The perceived direction of a part in a part of corresponding voice data (208) in adjustment and the video data (206), make the middle a part of perceived direction of described voice data (208) corresponding to the position angle adjusted value, this position angle adjusted value is corresponding to the relative bearing that reference is carried out at the position angle of different piece in the video data (206) of representing front view; And

At a part in a part of corresponding voice data (208) in described and the video data (206), user's parallactic angle adjusted value is created final audio-video work (212).

2. editing system according to claim 1 (200), wherein, editing machine (202) comprises non-linear editor.

3. editing system according to claim 1 (200), wherein, editing machine (202) allows the user to select front view.

4. editing system according to claim 1 (200), wherein, bearing data (210) comprises metadata.

5. editing system according to claim 1 (200), wherein, editing system (200) comprises fine setting control, to carry out the adjustment to the position angle adjusted value in final audio-video work (212).

6. the method for editing video data (206) and voice data (208) comprising:

The bearing data (210) that receives (304) video data (206), voice data (208) and be associated, the wherein said bearing data that is associated (210) is corresponding with the position angle with respect to the object (108) of video data (206) and/or voice data (208); And

Adjust in (308) and the video data (206) perceived direction of a part in a part of corresponding voice data (208), make the perceived direction of a part in the described voice data (208) corresponding to the position angle of the middle different piece of the video data of represent front view (206).

7. method according to claim 6 (300) comprising: select (306) front view.

8. method according to claim 6 (300), wherein, bearing data (210) comprises metadata.

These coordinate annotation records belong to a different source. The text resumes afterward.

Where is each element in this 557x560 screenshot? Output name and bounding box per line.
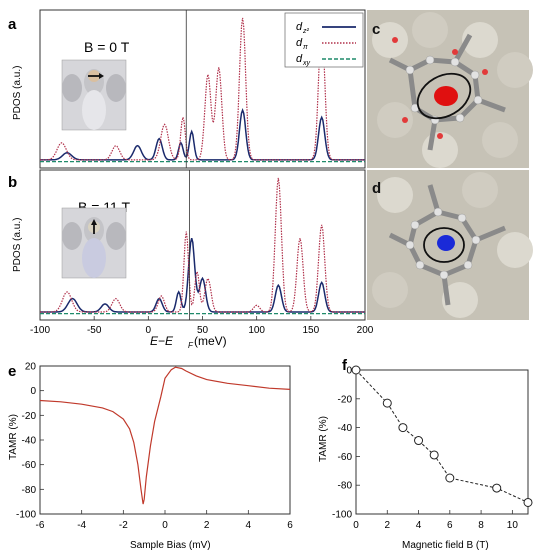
f-xtick-label: 2: [384, 520, 390, 531]
f-xtick-label: 4: [416, 520, 422, 531]
ab-xtick-label: 50: [197, 325, 209, 336]
panel-letter-d: d: [372, 180, 381, 197]
panel-b-inset: B = 11 T: [61, 199, 130, 279]
e-ytick-label: -20: [22, 411, 37, 422]
panel-a-legend: d z² d π d xy: [284, 12, 364, 68]
panel-a-field-label: B = 0 T: [84, 39, 130, 55]
tamr-field-point: [429, 450, 439, 460]
panel-c-image: c: [367, 10, 533, 168]
panel-e-frame: [39, 365, 291, 515]
legend-dz2-label: d: [296, 21, 303, 33]
f-ytick-label: -80: [338, 481, 353, 492]
e-ytick-label: -100: [16, 510, 36, 521]
e-ytick-label: -40: [22, 436, 37, 447]
e-xtick-label: -4: [77, 520, 86, 531]
tamr-field-point: [351, 365, 361, 375]
panel-b-ylabel: PDOS (a.u.): [12, 218, 23, 272]
f-ytick-label: 0: [346, 366, 352, 377]
legend-dpi-label: d: [296, 37, 303, 49]
legend-dxy-sub: xy: [302, 60, 311, 67]
e-xtick-label: -2: [119, 520, 128, 531]
panel-letter-b: b: [8, 174, 17, 191]
legend-dz2-sub: z²: [302, 28, 310, 35]
e-xtick-label: 4: [246, 520, 252, 531]
ab-xtick-label: 200: [357, 325, 374, 336]
tamr-field-line: [355, 369, 529, 503]
tamr-field-point: [523, 497, 533, 507]
f-ytick-label: -60: [338, 452, 353, 463]
f-xtick-label: 10: [507, 520, 519, 531]
e-ytick-label: 0: [30, 386, 36, 397]
panel-a-ylabel: PDOS (a.u.): [12, 66, 23, 120]
ab-xtick-label: -100: [30, 325, 50, 336]
panel-ab-xlabel: E−E: [150, 334, 174, 348]
panel-ab-xaxis: -100 -50 0 50 100 150 200: [30, 316, 374, 336]
ab-xtick-label: -50: [87, 325, 102, 336]
e-ytick-label: -80: [22, 485, 37, 496]
panel-f-ylabel: TAMR (%): [318, 416, 329, 462]
tamr-field-point: [492, 483, 502, 493]
panel-e-xlabel: Sample Bias (mV): [130, 540, 211, 551]
e-xtick-label: -6: [36, 520, 45, 531]
e-xtick-label: 6: [287, 520, 293, 531]
legend-dpi-sub: π: [303, 44, 308, 51]
panel-ab-xlabel-sub: F: [188, 341, 194, 350]
panel-f-frame: [355, 369, 529, 515]
pdos-line-dpi: [40, 177, 365, 313]
ab-xtick-label: 100: [248, 325, 265, 336]
panel-b-plot: [40, 170, 365, 320]
legend-dxy-label: d: [296, 53, 303, 65]
tamr-field-point: [382, 398, 392, 408]
panel-f-xlabel: Magnetic field B (T): [402, 540, 489, 551]
f-ytick-label: -20: [338, 394, 353, 405]
tamr-field-point: [414, 436, 424, 446]
ab-xtick-label: 150: [302, 325, 319, 336]
e-ytick-label: 20: [25, 362, 37, 373]
f-xtick-label: 0: [353, 520, 359, 531]
panel-letter-a: a: [8, 16, 17, 33]
panel-letter-c: c: [372, 21, 380, 38]
f-ytick-label: -100: [332, 510, 352, 521]
f-xtick-label: 8: [478, 520, 484, 531]
panel-a-plot: [40, 10, 365, 168]
tamr-bias-line: [39, 366, 291, 505]
panel-d-image: d: [367, 170, 533, 320]
tamr-field-point: [398, 423, 408, 433]
panel-f-plot: 0 2 4 6 8 10 0 -20 -40 -60 -80 -100: [332, 365, 533, 531]
f-ytick-label: -40: [338, 423, 353, 434]
e-ytick-label: -60: [22, 460, 37, 471]
panel-letter-e: e: [8, 363, 16, 380]
e-xtick-label: 2: [204, 520, 210, 531]
f-xtick-label: 6: [447, 520, 453, 531]
panel-e-ylabel: TAMR (%): [8, 414, 19, 460]
e-xtick-label: 0: [162, 520, 168, 531]
panel-ab-xlabel-unit: (meV): [194, 334, 227, 348]
ab-xtick-label: 0: [146, 325, 152, 336]
pdos-line-dpi: [40, 17, 365, 161]
panel-a-inset: B = 0 T: [61, 39, 130, 131]
tamr-field-point: [445, 473, 455, 483]
panel-letter-f: f: [342, 357, 348, 374]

9. method according to claim 6 (300) comprising: it is about with respect to 0 ° of the angle of object (108) that perceived direction is defined as.

10. method according to claim 6 (300) comprising: carry out fine setting adjustment to perceived direction to be included in the final audio-video work (212).

11. method according to claim 6 (300) comprising: obtain voice data (208) with directional microphone (104).

12. method according to claim 6 (300) comprising: video data (206), voice data that obtains that record obtains and the bearing data that is associated.

13. method according to claim 12 (300) comprising: the video data (206), the voice data (208) that obtains and the bearing data that is associated that obtain with camera record.